Faire taire un métier, quant à lui, a déjà eu un effet dissuasif. En plaçant dans l’esprit du public que les professionnels de la santé mentale ne doivent pas être entendus, ou que ce qui se passe actuellement n’est pas psychiatrique, l’établissement psychiatrique a effectivement «normalisé» la pathologie. En outre, en donnant l’impression d’un manque de consensus sur le terrain, alors que l’accord médical est en fait écrasant, cela a miné la crédibilité de ceux qui ont choisi de parler.
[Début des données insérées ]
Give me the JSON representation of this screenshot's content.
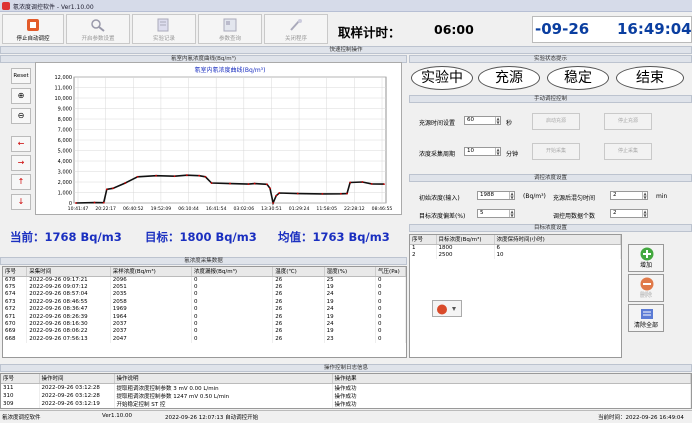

De la même manière que la violence la plus meurtrière est structurelle et discrète (Lee, 2016), le plus grand mal ne consiste pas en des manifestations manifestes mais en des changements silencieux dans la culture. Nous devons nous rappeler que l’American Psychological Association, lors de la guerre en Irak, s’est opposée aux protestations des membres pour modifier ses propres directives éthiques sous la pression politique, permettant aux psychologues de concevoir et de mettre en place des scandales.

Les références

American Medical Association (2016). Code de déontologie médicale de l’AMA . Chicago, IL: Association médicale américaine. Récupérable à: https://www.ama-assn.org/sites/default/files/media-browser/principles-of-medical-ethics.pdf

American Psychiatric Association (2013). Principes d’éthique médicale avec des annotations particulièrement applicables à la psychiatrie . Washington, DC: American Psychiatric Association. Récupérable à: https://www.psychiatry.org/psychiatrists/practice/ethics

Brave New Films (2018). Experts en santé mentale sur Donald Trump . Los Angeles, Californie: Brave New Films. Récupérable sur: https://www.bravenewfilms.org/trumpmentalhealth

Lee, BX (2016). Causes et remèdes VII: Violence structurelle. Agression et comportements violents , 28 (3), 109-114.

Lee, BX (2017). Le cas dangereux de Donald Trump: 27 psychiatres et experts en santé mentale évaluent un président . New York, NY: Macmillan.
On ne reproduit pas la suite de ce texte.